Mine read, “Seek out the yellows and try to speak to them for as long as possible, say hi to the greens, and do not approach the reds. If they speak to you, ignore them.”
We were given five minutes and walked around, interacting with everyone… well, mostly everyone. I felt terrible ignoring those of my peers with red dots on their heads, so I gave an awkward wave and smile as an acknowledgment but did not verbally say hello and proceeded to locate as many yellows as possible.
At the end of the exercise, Michael and Rajendra asked us to reflect on what we witnessed occur. They passed the microphone to members of each sticker color and asked them what color they perceived themselves to be and why. Some people were spot on with their colors, saying things like “I thought I was red because when I would approach people to say hello, they would physically turn their backs to me or would avert my gaze.

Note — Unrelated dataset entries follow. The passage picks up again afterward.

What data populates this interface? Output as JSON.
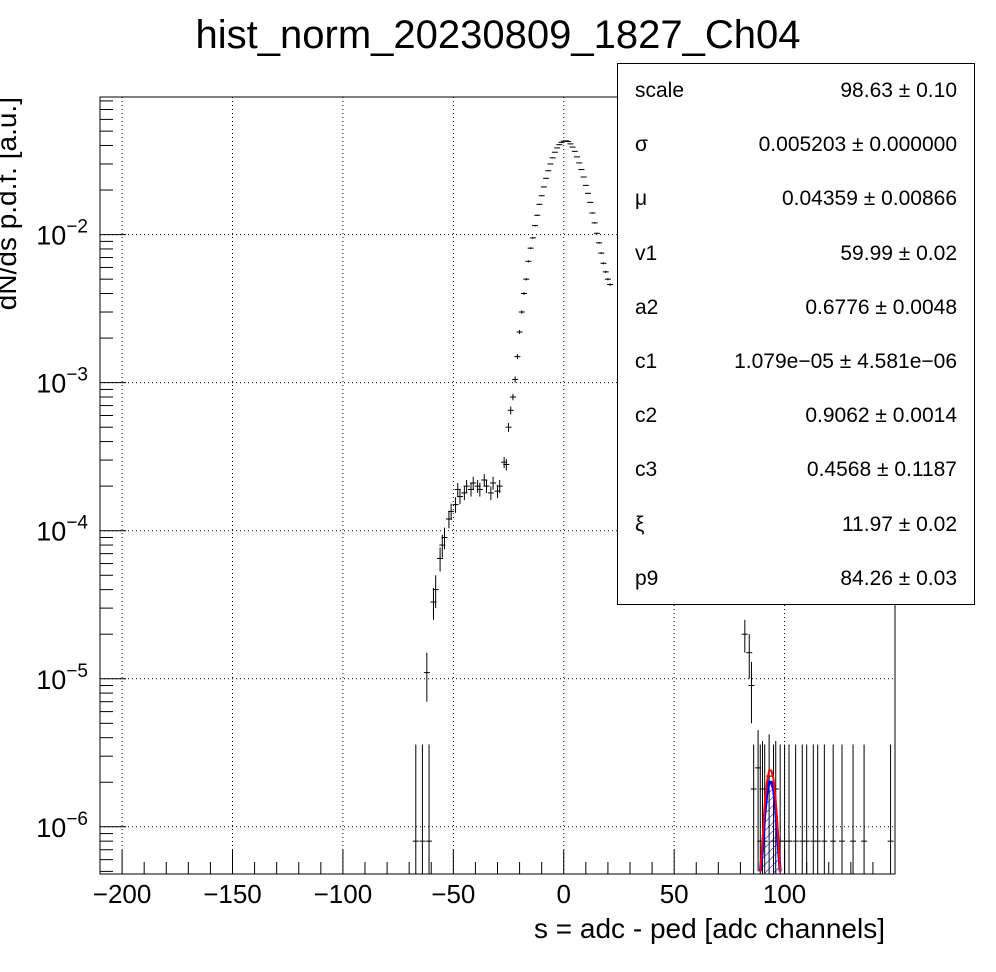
{
  "chart_data": {
    "type": "scatter",
    "title": "hist_norm_20230809_1827_Ch04",
    "xlabel": "s = adc - ped [adc channels]",
    "ylabel": "dN/ds p.d.f. [a.u.]",
    "xlim": [
      -210,
      150
    ],
    "ylim": [
      4.8e-07,
      0.085
    ],
    "yscale": "log",
    "grid": true,
    "x_ticks": [
      -200,
      -150,
      -100,
      -50,
      0,
      50,
      100
    ],
    "x_tick_labels": [
      "−200",
      "−150",
      "−100",
      "−50",
      "0",
      "50",
      "100"
    ],
    "y_ticks": [
      1e-06,
      1e-05,
      0.0001,
      0.001,
      0.01
    ],
    "y_tick_labels": [
      {
        "base": "10",
        "exp": "−6"
      },
      {
        "base": "10",
        "exp": "−5"
      },
      {
        "base": "10",
        "exp": "−4"
      },
      {
        "base": "10",
        "exp": "−3"
      },
      {
        "base": "10",
        "exp": "−2"
      }
    ],
    "series": [
      {
        "style": "points-with-errors",
        "color": "#000000",
        "points": [
          {
            "x": -67,
            "y": 8e-07,
            "e": 2.8e-06
          },
          {
            "x": -64,
            "y": 8e-07,
            "e": 2.8e-06
          },
          {
            "x": -62,
            "y": 1.1e-05,
            "e": 4e-06
          },
          {
            "x": -61,
            "y": 8e-07,
            "e": 2.8e-06
          },
          {
            "x": -59,
            "y": 3.3e-05,
            "e": 8e-06
          },
          {
            "x": -58,
            "y": 4e-05,
            "e": 1e-05
          },
          {
            "x": -56,
            "y": 6.5e-05,
            "e": 1.2e-05
          },
          {
            "x": -55,
            "y": 8e-05,
            "e": 1.4e-05
          },
          {
            "x": -54,
            "y": 9e-05,
            "e": 1.5e-05
          },
          {
            "x": -52,
            "y": 0.00012,
            "e": 1.6e-05
          },
          {
            "x": -51,
            "y": 0.000135,
            "e": 1.7e-05
          },
          {
            "x": -49,
            "y": 0.00015,
            "e": 1.8e-05
          },
          {
            "x": -48,
            "y": 0.00019,
            "e": 2e-05
          },
          {
            "x": -47,
            "y": 0.00017,
            "e": 1.9e-05
          },
          {
            "x": -45,
            "y": 0.00018,
            "e": 1.9e-05
          },
          {
            "x": -44,
            "y": 0.0002,
            "e": 2e-05
          },
          {
            "x": -42,
            "y": 0.00019,
            "e": 2e-05
          },
          {
            "x": -41,
            "y": 0.00021,
            "e": 2.1e-05
          },
          {
            "x": -39,
            "y": 0.0002,
            "e": 2e-05
          },
          {
            "x": -38,
            "y": 0.00019,
            "e": 2e-05
          },
          {
            "x": -36,
            "y": 0.00022,
            "e": 2.1e-05
          },
          {
            "x": -35,
            "y": 0.0002,
            "e": 2e-05
          },
          {
            "x": -33,
            "y": 0.00018,
            "e": 1.9e-05
          },
          {
            "x": -32,
            "y": 0.00021,
            "e": 2.1e-05
          },
          {
            "x": -30,
            "y": 0.000185,
            "e": 1.9e-05
          },
          {
            "x": -29,
            "y": 0.0002,
            "e": 2e-05
          },
          {
            "x": -27,
            "y": 0.00029,
            "e": 2.5e-05
          },
          {
            "x": -26,
            "y": 0.00028,
            "e": 2.5e-05
          },
          {
            "x": -25,
            "y": 0.0005,
            "e": 3.5e-05
          },
          {
            "x": -24,
            "y": 0.00065,
            "e": 4e-05
          },
          {
            "x": -23,
            "y": 0.0008,
            "e": 4e-05
          },
          {
            "x": -22,
            "y": 0.00105,
            "e": 5e-05
          },
          {
            "x": -21,
            "y": 0.0015,
            "e": 6e-05
          },
          {
            "x": -20,
            "y": 0.0022,
            "e": 7e-05
          },
          {
            "x": -19,
            "y": 0.003,
            "e": 8e-05
          },
          {
            "x": -18,
            "y": 0.004,
            "e": 9e-05
          },
          {
            "x": -17,
            "y": 0.005,
            "e": 0.0001
          },
          {
            "x": -16,
            "y": 0.0066,
            "e": 0.00011
          },
          {
            "x": -15,
            "y": 0.0081,
            "e": 0.00012
          },
          {
            "x": -14,
            "y": 0.0095,
            "e": 0.00013
          },
          {
            "x": -13,
            "y": 0.0115,
            "e": 0.00014
          },
          {
            "x": -12,
            "y": 0.0135,
            "e": 0.00015
          },
          {
            "x": -11,
            "y": 0.016,
            "e": 0.00016
          },
          {
            "x": -10,
            "y": 0.0183,
            "e": 0.00017
          },
          {
            "x": -9,
            "y": 0.021,
            "e": 0.00018
          },
          {
            "x": -8,
            "y": 0.024,
            "e": 0.00019
          },
          {
            "x": -7,
            "y": 0.027,
            "e": 0.0002
          },
          {
            "x": -6,
            "y": 0.03,
            "e": 0.00021
          },
          {
            "x": -5,
            "y": 0.033,
            "e": 0.00022
          },
          {
            "x": -4,
            "y": 0.036,
            "e": 0.00023
          },
          {
            "x": -3,
            "y": 0.0385,
            "e": 0.00024
          },
          {
            "x": -2,
            "y": 0.0405,
            "e": 0.00024
          },
          {
            "x": -1,
            "y": 0.042,
            "e": 0.00025
          },
          {
            "x": 0,
            "y": 0.0428,
            "e": 0.00025
          },
          {
            "x": 1,
            "y": 0.043,
            "e": 0.00025
          },
          {
            "x": 2,
            "y": 0.0425,
            "e": 0.00025
          },
          {
            "x": 3,
            "y": 0.041,
            "e": 0.00024
          },
          {
            "x": 4,
            "y": 0.039,
            "e": 0.00024
          },
          {
            "x": 5,
            "y": 0.0365,
            "e": 0.00023
          },
          {
            "x": 6,
            "y": 0.0335,
            "e": 0.00022
          },
          {
            "x": 7,
            "y": 0.0305,
            "e": 0.00021
          },
          {
            "x": 8,
            "y": 0.0275,
            "e": 0.0002
          },
          {
            "x": 9,
            "y": 0.0245,
            "e": 0.00019
          },
          {
            "x": 10,
            "y": 0.0215,
            "e": 0.00018
          },
          {
            "x": 11,
            "y": 0.019,
            "e": 0.00017
          },
          {
            "x": 12,
            "y": 0.0165,
            "e": 0.00016
          },
          {
            "x": 13,
            "y": 0.014,
            "e": 0.00015
          },
          {
            "x": 14,
            "y": 0.012,
            "e": 0.00014
          },
          {
            "x": 15,
            "y": 0.0102,
            "e": 0.00013
          },
          {
            "x": 16,
            "y": 0.0088,
            "e": 0.00012
          },
          {
            "x": 17,
            "y": 0.0075,
            "e": 0.00011
          },
          {
            "x": 18,
            "y": 0.0064,
            "e": 0.0001
          },
          {
            "x": 19,
            "y": 0.0056,
            "e": 0.0001
          },
          {
            "x": 20,
            "y": 0.005,
            "e": 9e-05
          },
          {
            "x": 21,
            "y": 0.0046,
            "e": 9e-05
          },
          {
            "x": 82,
            "y": 2e-05,
            "e": 5e-06
          },
          {
            "x": 84,
            "y": 1.5e-05,
            "e": 5e-06
          },
          {
            "x": 85,
            "y": 9e-06,
            "e": 4e-06
          },
          {
            "x": 86,
            "y": 1.8e-06,
            "e": 1.8e-06
          },
          {
            "x": 88,
            "y": 2.5e-06,
            "e": 2e-06
          },
          {
            "x": 89,
            "y": 8e-07,
            "e": 2.8e-06
          },
          {
            "x": 90,
            "y": 1.8e-06,
            "e": 2e-06
          },
          {
            "x": 91,
            "y": 8e-07,
            "e": 2.8e-06
          },
          {
            "x": 93,
            "y": 2.2e-06,
            "e": 2e-06
          },
          {
            "x": 95,
            "y": 8e-07,
            "e": 2.8e-06
          },
          {
            "x": 96,
            "y": 1.8e-06,
            "e": 2e-06
          },
          {
            "x": 98,
            "y": 8e-07,
            "e": 2.8e-06
          },
          {
            "x": 100,
            "y": 8e-07,
            "e": 2.8e-06
          },
          {
            "x": 102,
            "y": 8e-07,
            "e": 2.8e-06
          },
          {
            "x": 105,
            "y": 8e-07,
            "e": 2.8e-06
          },
          {
            "x": 108,
            "y": 8e-07,
            "e": 2.8e-06
          },
          {
            "x": 110,
            "y": 8e-07,
            "e": 2.8e-06
          },
          {
            "x": 113,
            "y": 8e-07,
            "e": 2.8e-06
          },
          {
            "x": 115,
            "y": 8e-07,
            "e": 2.8e-06
          },
          {
            "x": 118,
            "y": 8e-07,
            "e": 2.8e-06
          },
          {
            "x": 122,
            "y": 8e-07,
            "e": 2.8e-06
          },
          {
            "x": 126,
            "y": 8e-07,
            "e": 2.8e-06
          },
          {
            "x": 131,
            "y": 8e-07,
            "e": 2.8e-06
          },
          {
            "x": 136,
            "y": 8e-07,
            "e": 2.8e-06
          },
          {
            "x": 148,
            "y": 8e-07,
            "e": 2.8e-06
          }
        ]
      },
      {
        "style": "line",
        "color": "#ff0000",
        "points": [
          [
            89,
            5e-07
          ],
          [
            90,
            8e-07
          ],
          [
            91,
            1.4e-06
          ],
          [
            92,
            2e-06
          ],
          [
            93,
            2.4e-06
          ],
          [
            94,
            2.4e-06
          ],
          [
            95,
            2.1e-06
          ],
          [
            96,
            1.5e-06
          ],
          [
            97,
            9e-07
          ],
          [
            98,
            5e-07
          ]
        ]
      },
      {
        "style": "hatched-area",
        "color": "#0000ff",
        "points": [
          [
            89,
            5e-07
          ],
          [
            90,
            7e-07
          ],
          [
            91,
            1.2e-06
          ],
          [
            92,
            1.7e-06
          ],
          [
            93,
            2e-06
          ],
          [
            94,
            2e-06
          ],
          [
            95,
            1.8e-06
          ],
          [
            96,
            1.3e-06
          ],
          [
            97,
            8e-07
          ],
          [
            98,
            5e-07
          ]
        ]
      }
    ]
  },
  "stats_box": {
    "rows": [
      {
        "name": "scale",
        "value": "98.63 ± 0.10"
      },
      {
        "name": "σ",
        "value": "0.005203 ± 0.000000"
      },
      {
        "name": "μ",
        "value": "0.04359 ± 0.00866"
      },
      {
        "name": "v1",
        "value": "59.99 ± 0.02"
      },
      {
        "name": "a2",
        "value": "0.6776 ± 0.0048"
      },
      {
        "name": "c1",
        "value": "1.079e−05 ± 4.581e−06"
      },
      {
        "name": "c2",
        "value": "0.9062 ± 0.0014"
      },
      {
        "name": "c3",
        "value": "0.4568 ± 0.1187"
      },
      {
        "name": "ξ",
        "value": "11.97 ± 0.02"
      },
      {
        "name": "p9",
        "value": "84.26 ± 0.03"
      }
    ]
  }
}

I kept trying but eventually felt really sad and isolated and just sat down.” Some others thought they were in a different category than they actually were (which elicited some giggling from the group).
The yellows said that they felt really strange just talking to other people with yellow dots on their forehead, but they were happy to belong to a group, to at least experience a sense of closeness to some others. The greens felt like wallflowers, like “that kid who is invited to the party but then isn’t talked to by anyone there.” They received ambiguous messages that prevented them from really forming any conversations– and consequently– relationships with others.
We all discussed this perception strata that happened in the room, a fake construct that emerged from a single slip of paper– and then applied it to societal relations. The exercise provided clarity on social interactions within societal bounds, the kinds of subtle discrimination and biases we carry out in our day-to-day interactions with others. How many times do we turn away from the ‘red dot’ people and subconsciously place them in an out-group?
As effective facilitators, it proves paramount to recall these lessons of the ‘facilitated other and self’ and remember to be as impartial and objective as possible with others– to try and see the young girl and the old woman, to visualize merging the 6 and the 9. Our perceptions very much shape the contents of our reality, especially when we try to truly understand the essence of others.